Napa Valley is, as promised, a true valley with straight roads and lots of wineries and vineyards. We started our afternoon in the Carneros region at Madonna Estate, which I had heard of and was curious about. We lucked out and found that their reserve tasting room, where they have a display about the four generations of Bartolucci winemakers, was open. Their 2005 Dolcetto earned a spot in Bertha, and we liked everything else so much that we joined the wine club.

After that tasting, we drove into Napa itself and left our car and stuff at the Cedar Gables Inn. If the Camellia Inn was a charming house in the California countryside, the Cedar Gables Inn is a beautiful manor that could have been plucked from the English Countryside and plopped in downtown Napa. It's definitely one of the prettiest B&B's we've stayed at, and my inner Gothic writer loved the setting with its rich colors and dark wood.

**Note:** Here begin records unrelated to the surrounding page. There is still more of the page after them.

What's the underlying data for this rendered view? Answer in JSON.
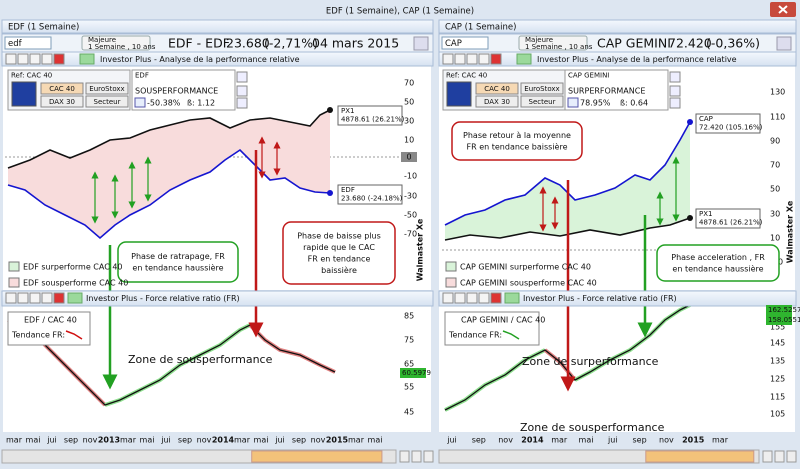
{
  "window": {
    "title": "EDF (1 Semaine), CAP (1 Semaine)"
  },
  "panels": [
    {
      "tab": "EDF (1 Semaine)",
      "search": "edf",
      "period": [
        "Majeure",
        "1 Semaine , 10 ans"
      ],
      "name": "EDF - EDF",
      "price": "23.680",
      "change": "(-2,71%)",
      "date": "04 mars 2015",
      "toolbar": "Investor Plus - Analyse de la performance relative",
      "ref": {
        "label": "Ref: CAC 40",
        "buttons": [
          "CAC 40",
          "EuroStoxx",
          "DAX 30",
          "Secteur"
        ]
      },
      "stock": {
        "name": "EDF",
        "status": "SOUSPERFORMANCE",
        "perf": "-50.38%",
        "beta": "ß: 1.12"
      },
      "upper_yticks": [
        70,
        50,
        30,
        10,
        -10,
        -30,
        -50,
        -70
      ],
      "upper_zero_tag": "0",
      "tags": [
        {
          "title": "PX1",
          "value": "4878.61 (26.21%)"
        },
        {
          "title": "EDF",
          "value": "23.680 (-24.18%)"
        }
      ],
      "annotations": [
        [
          "Phase de ratrapage, FR",
          "en tendance haussière"
        ],
        [
          "Phase de baisse plus",
          "rapide que le CAC",
          "FR en tendance",
          "baissière"
        ]
      ],
      "legend": [
        "EDF surperforme  CAC 40",
        "EDF sousperforme CAC 40"
      ],
      "watermark": "Walmaster Xe",
      "lower_toolbar": "Investor Plus - Force relative ratio  (FR)",
      "ratio_label": "EDF / CAC 40",
      "trend_label": "Tendance FR:",
      "lower_yticks": [
        85,
        75,
        65,
        55,
        45
      ],
      "lower_tags": [
        "60.5979"
      ],
      "zones": [
        "Zone de sousperformance"
      ],
      "xticks": [
        "mar",
        "mai",
        "jui",
        "sep",
        "nov",
        "2013",
        "mar",
        "mai",
        "jui",
        "sep",
        "nov",
        "2014",
        "mar",
        "mai",
        "jui",
        "sep",
        "nov",
        "2015",
        "mar",
        "mai"
      ]
    },
    {
      "tab": "CAP (1 Semaine)",
      "search": "CAP",
      "period": [
        "Majeure",
        "1 Semaine , 10 ans"
      ],
      "name": "CAP GEMINI",
      "price": "72.420",
      "change": "(-0,36%)",
      "toolbar": "Investor Plus - Analyse de la performance relative",
      "ref": {
        "label": "Ref: CAC 40",
        "buttons": [
          "CAC 40",
          "EuroStoxx",
          "DAX 30",
          "Secteur"
        ]
      },
      "stock": {
        "name": "CAP GEMINI",
        "status": "SURPERFORMANCE",
        "perf": "78.95%",
        "beta": "ß: 0.64"
      },
      "upper_yticks": [
        130,
        110,
        90,
        70,
        50,
        30,
        10,
        -10
      ],
      "tags": [
        {
          "title": "CAP",
          "value": "72.420 (105.16%)"
        },
        {
          "title": "PX1",
          "value": "4878.61 (26.21%)"
        }
      ],
      "annotations": [
        [
          "Phase retour à la moyenne",
          "FR en tendance baissière"
        ],
        [
          "Phase acceleration , FR",
          "en tendance haussière"
        ]
      ],
      "legend": [
        "CAP GEMINI surperforme  CAC 40",
        "CAP GEMINI sousperforme CAC 40"
      ],
      "watermark": "Walmaster Xe",
      "lower_toolbar": "Investor Plus - Force relative ratio  (FR)",
      "ratio_label": "CAP GEMINI / CAC 40",
      "trend_label": "Tendance FR:",
      "lower_yticks": [
        165,
        155,
        145,
        135,
        125,
        115,
        105
      ],
      "lower_tags": [
        "162.5257",
        "158.0551"
      ],
      "zones": [
        "Zone de surperformance",
        "Zone de sousperformance"
      ],
      "xticks": [
        "jui",
        "sep",
        "nov",
        "2014",
        "mar",
        "mai",
        "jui",
        "sep",
        "nov",
        "2015",
        "mar"
      ]
    }
  ]
}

The weather seemed to have chased most people out of downtown Napa because the streets were fairly deserted. Our first stop was the Ceja Vineyards tasting room (warning - web page has loud music), where we tasted some good wine but nothing spectacular. Then it was on to the joint tasting room of Trahan and Olabisi, two wineries that make less than a thousand cases per year. In Napa terms, that's tiny, not just small, scale, but quality definitely outshone quantity. The wines from both wineries were excellent. We enjoyed talking to Chuck Custodio, the owner and winemaker at Trahan and bought a bottle of his 2005 Suisun Valley Petite Verdot.

By dinnertime, downtown Napa had come alive. We ate at Ristorante Allegria. I had an Insalata Mista and the Pappardelle Allo Zafferano, which is pasta with shrimp, artichoke hearts, wild mushrooms, and tossed with shrimp bisque. Everything was fresh and very good.